Diffuse vs. limited SSc. *OR=2.875, 95% CI: 1.095-7.545, p=0.030. †OR=5.602, 95%CI: 1.651-19.015, p=0.004.
The diffuse type of SSc was observed in 39 patients (54.2 %), showing more digital pitting scar (odds ratio [OR]=2.875, 95% confidence interval [95% CI]: 1.095-7.545, p=0.030) and distal phalangeal resorption (OR=5.602, 95% CI: 1.651-19.015, p=0.004) than the limited type (Table 1).
Distribution of ACE I/D genotypes in patients with SSc and controls
The frequencies of II, ID, and DD genotypes were 45.8%, 44.5%, and 9.7% in patients, and 34.2%, 50.0%, and 15.8% in normal controls, respectively (Table 2). Also the frequency of D allele was 0.32 in patients, and 0.41 in normal controls. There was no significant difference in the distribution of genotypes and alleles between patients and controls. In addition there was no important difference in the gene frequency between diffuse and limited types of SSc.
Table 2.
SSc vs. Controls. *II genotype compared with ID and DD genotypes, p corr=0.226. †ID compared with II and DD, p corr=0.920. ‡DD compared with II and ID, p corr=0.474. §D allele compared with I allele, p=0.186. ACE, angiotensin-converting enzyme.

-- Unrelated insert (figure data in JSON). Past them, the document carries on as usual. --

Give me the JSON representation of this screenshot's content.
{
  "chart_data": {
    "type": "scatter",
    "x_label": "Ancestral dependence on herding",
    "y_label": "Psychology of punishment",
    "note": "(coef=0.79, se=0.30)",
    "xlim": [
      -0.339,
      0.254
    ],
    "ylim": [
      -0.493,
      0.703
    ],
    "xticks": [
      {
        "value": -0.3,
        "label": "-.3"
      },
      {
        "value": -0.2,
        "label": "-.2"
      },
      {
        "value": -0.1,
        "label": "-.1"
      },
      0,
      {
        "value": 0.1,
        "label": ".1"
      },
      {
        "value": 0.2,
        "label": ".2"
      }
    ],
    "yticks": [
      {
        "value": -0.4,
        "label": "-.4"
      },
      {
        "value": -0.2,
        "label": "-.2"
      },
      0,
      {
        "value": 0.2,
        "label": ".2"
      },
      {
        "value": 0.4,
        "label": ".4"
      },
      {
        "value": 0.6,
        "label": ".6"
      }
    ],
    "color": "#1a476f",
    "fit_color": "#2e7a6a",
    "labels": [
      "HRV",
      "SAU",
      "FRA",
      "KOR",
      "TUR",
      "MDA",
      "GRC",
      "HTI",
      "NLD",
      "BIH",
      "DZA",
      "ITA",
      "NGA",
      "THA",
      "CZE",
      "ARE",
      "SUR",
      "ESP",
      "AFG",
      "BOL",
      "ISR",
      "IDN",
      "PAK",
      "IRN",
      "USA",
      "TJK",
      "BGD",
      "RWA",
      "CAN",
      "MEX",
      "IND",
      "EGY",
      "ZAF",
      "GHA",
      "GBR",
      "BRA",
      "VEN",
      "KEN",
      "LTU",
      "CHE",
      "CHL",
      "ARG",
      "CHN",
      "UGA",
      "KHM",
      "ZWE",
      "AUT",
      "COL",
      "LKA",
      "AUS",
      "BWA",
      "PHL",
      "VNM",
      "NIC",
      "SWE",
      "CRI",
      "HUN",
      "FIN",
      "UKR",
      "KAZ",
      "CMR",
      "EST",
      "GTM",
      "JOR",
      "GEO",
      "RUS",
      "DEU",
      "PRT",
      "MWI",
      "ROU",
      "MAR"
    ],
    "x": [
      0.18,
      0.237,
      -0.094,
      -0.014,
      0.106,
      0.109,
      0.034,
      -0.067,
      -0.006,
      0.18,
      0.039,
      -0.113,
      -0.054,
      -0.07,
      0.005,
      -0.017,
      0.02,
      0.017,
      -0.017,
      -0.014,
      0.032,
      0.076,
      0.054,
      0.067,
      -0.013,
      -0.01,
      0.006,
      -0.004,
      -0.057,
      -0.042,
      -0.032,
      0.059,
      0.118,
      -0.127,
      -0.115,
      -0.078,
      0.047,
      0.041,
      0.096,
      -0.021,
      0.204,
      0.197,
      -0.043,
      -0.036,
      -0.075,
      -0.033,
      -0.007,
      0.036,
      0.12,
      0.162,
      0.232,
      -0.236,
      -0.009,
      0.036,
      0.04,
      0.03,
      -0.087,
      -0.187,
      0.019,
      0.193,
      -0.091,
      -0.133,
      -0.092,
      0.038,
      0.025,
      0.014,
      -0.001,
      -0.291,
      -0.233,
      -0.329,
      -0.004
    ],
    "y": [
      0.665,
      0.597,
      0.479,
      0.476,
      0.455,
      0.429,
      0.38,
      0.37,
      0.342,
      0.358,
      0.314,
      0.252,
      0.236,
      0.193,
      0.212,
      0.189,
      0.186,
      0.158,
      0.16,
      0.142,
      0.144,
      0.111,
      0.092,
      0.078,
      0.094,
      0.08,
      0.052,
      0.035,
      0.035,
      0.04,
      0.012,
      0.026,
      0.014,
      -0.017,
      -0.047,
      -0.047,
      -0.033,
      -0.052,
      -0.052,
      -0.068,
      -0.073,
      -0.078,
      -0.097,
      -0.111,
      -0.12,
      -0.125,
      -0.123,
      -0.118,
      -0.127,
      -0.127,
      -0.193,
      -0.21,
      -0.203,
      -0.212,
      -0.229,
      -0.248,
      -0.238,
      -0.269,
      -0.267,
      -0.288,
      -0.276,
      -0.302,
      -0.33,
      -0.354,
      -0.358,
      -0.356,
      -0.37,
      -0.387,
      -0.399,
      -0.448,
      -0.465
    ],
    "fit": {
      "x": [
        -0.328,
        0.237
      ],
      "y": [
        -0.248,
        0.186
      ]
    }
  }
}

ACE I/D genotypes and clinical features of SSc
There was no significant difference in the frequency of D allele according to the presence of individual clinical parameters of SSc (data not shown).
DISCUSSION
The main pathology of SSc is endothelial dysfunction. Higher ACE levels, related to the ACE D allele, may promote the production of angiotensin II and the degradation of bradykinin (16). However the ACE activity, which has been reported in SSc, was rather lower than normal even in those patients with very early disease, and without pulmonary hypertension resulting from endothelial dysfunction by chronic injury (17).
ACE I/D genotypes in 73 Italian patients with SSc and 112 controls showed that ACE D allele was associated with an increased risk of SSc, but not with the clinical features and disease subsets (13). In contrast, we did not find an association of ACE I/D genotypes with Korean SSc. The diffuse type of SSc showed more digital pitting scar and distal phalangeal resorption than limited type, but the distribution of ACE I/D genotypes was not different between both types. When we compared the frequencies of genotypes in SSc patients between Italian data (13) and ours, the frequency of D allele and DD genotype was much lower in this study (32% vs. 64% for D allele, and 9.7% vs. 38% for DD genotype). The exact reason why two studies showed different result requires more careful evaluation. Compared with Italian data (13), we have more women (94% vs. 85%) and younger (mean age, 44 vs. 62) patients. Although, it is still uncertain whether demographic discrepancy such as age or female predominance may influence the distribution of ACE I/D genes, there was no meaningful difference of gene frequency between Korean and Italian controls despite different sex and age ratios. The frequency of DD genotype, linked to higher ACE level in normal, was lower than the other genotypes in Korean SSc patients, but the difference did not show statistical significance. The exact correlation between ACE I/D genotype and serum levels of ACE in patients with SSc has not been performed yet. The exact reason of this discrepancy in the association with SSc is still unclear, and the racial differences in the genetic background, or interaction between genes controlling vascular tone may play a role.
In conclusion, the ACE I/D polymorphism was not associated with the development of SSc in Korea. The genetic susceptibility in SSc needs more studies about the role of the other candidate genes such as endothelin-1, endothelin receptor, TGF-β, nitric oxide, or angiotensin II receptor, in addition to the ACE genes.